Orientation politique : Communisme d’État (général-parti) 🔴 Nombre de morts : Non consolidé (répression de l’état de siège ; victimes documentées mais bilan global débattu) ⚖️💀 Autre : Loi martiale, écrasement de Solidarność, internements, intimidation politique 🪖
Jaruzelski a incarné la version “militaro-communiste” : même réflexe que les autres — quand le peuple conteste, on sort l’appareil coercitif.
 
 

19) 🟥 Klement Gottwald (Tchécoslovaquie)

 

Orientation politique : Communisme stalinien (Tchécoslovaquie) 🔴 Nombre de morts : Non consolidé (purges, procès politiques, répression) ⚖️💀 Autre : Coup de Prague, parti unique, alignement soviétique, élimination des rivaux internes 🎭
Gottwald a verrouillé la Tchécoslovaquie dans le modèle soviétique : purges, procès truqués, destruction du pluralisme.

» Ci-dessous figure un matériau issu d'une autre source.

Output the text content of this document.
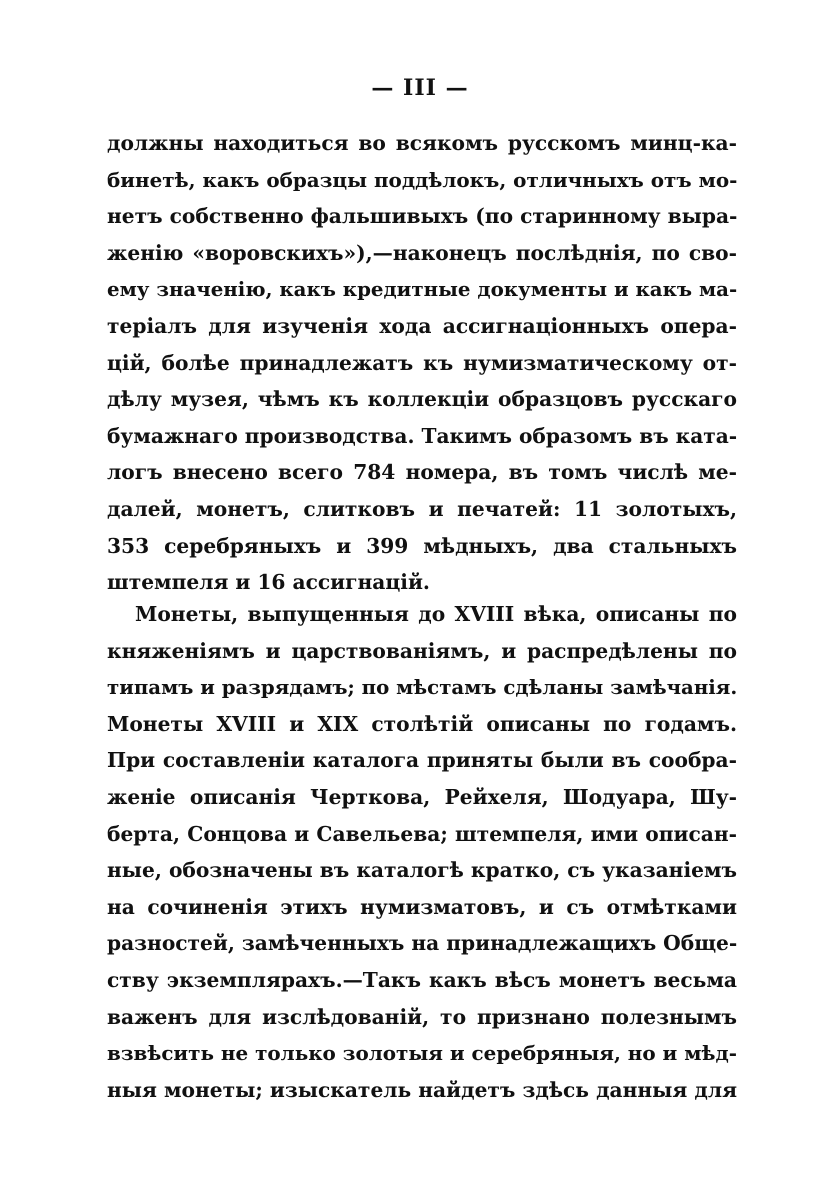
— III —
должны находиться во всякомъ русскомъ минц-ка-
бинетѣ, какъ образцы поддѣлокъ, отличныхъ отъ мо-
нетъ собственно фальшивыхъ (по старинному выра-
женію «воровскихъ»),—наконецъ послѣднія, по сво-
ему значенію, какъ кредитные документы и какъ ма-
теріалъ для изученія хода ассигнаціонныхъ опера-
цій, болѣе принадлежатъ къ нумизматическому от-
дѣлу музея, чѣмъ къ коллекціи образцовъ русскаго
бумажнаго производства. Такимъ образомъ въ ката-
логъ внесено всего 784 номера, въ томъ числѣ ме-
далей, монетъ, слитковъ и печатей: 11 золотыхъ,
353 серебряныхъ и 399 мѣдныхъ, два стальныхъ
штемпеля и 16 ассигнацій.
Монеты, выпущенныя до XVIII вѣка, описаны по
княженіямъ и царствованіямъ, и распредѣлены по
типамъ и разрядамъ; по мѣстамъ сдѣланы замѣчанія.
Монеты XVIII и XIX столѣтій описаны по годамъ.
При составленіи каталога приняты были въ сообра-
женіе описанія Черткова, Рейхеля, Шодуара, Шу-
берта, Сонцова и Савельева; штемпеля, ими описан-
ные, обозначены въ каталогѣ кратко, съ указаніемъ
на сочиненія этихъ нумизматовъ, и съ отмѣтками
разностей, замѣченныхъ на принадлежащихъ Обще-
ству экземплярахъ.—Такъ какъ вѣсъ монетъ весьма
важенъ для изслѣдованій, то признано полезнымъ
взвѣсить не только золотыя и серебряныя, но и мѣд-
ныя монеты; изыскатель найдетъ здѣсь данныя для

20) 📚 Gustáv Husák (Tchécoslovaquie)

 

Orientation politique : Communisme de “normalisation” (pro-soviétique) 🔴 Nombre de morts : Non consolidé (répression politique, prisons, carrières brisées, exils) ⚖️💀 Autre : Écrasement du Printemps de Prague (suite politique), normalisation autoritaire, censure 🔇
Avec Husák, la répression devient plus bureaucratique mais reste totale : on ne massacre pas toujours en masse, on étouffe une nation à petit feu.

21) 🏴 Todor Jivkov (Bulgarie)


 
Orientation politique : Communisme (Bulgarie, parti unique) 🔴 Nombre de morts : Non consolidé (répression politique, internements, violences d’État) ⚖️💀 Autre : Autoritarisme de longue durée, soviétisation, assimilation forcée, contrôle du pays 🧨
Jivkov est un exemple de dictature rouge moins médiatisée, mais typique : long règne, parti unique, répression et étouffement national.
 
 
 

💥 Conclusion

Le point commun de ces régimes n’est pas un drapeau, une langue ou un continent. Le point commun, c’est la logique :
  • Parti qui prétend parler au nom du peuple
  • Opposition déclarée “ennemie”
  • Police politique
  • Répression présentée comme “nécessaire”
  • Économie pilotée par l’idéologie
  • Résultat : mort, peur, pénurie, exil
🎯 Le vernis change (“socialisme”, “révolution”, “libération”, “justice”), mais la mécanique reste la même : le pouvoir absolu au nom d’une idée absolue.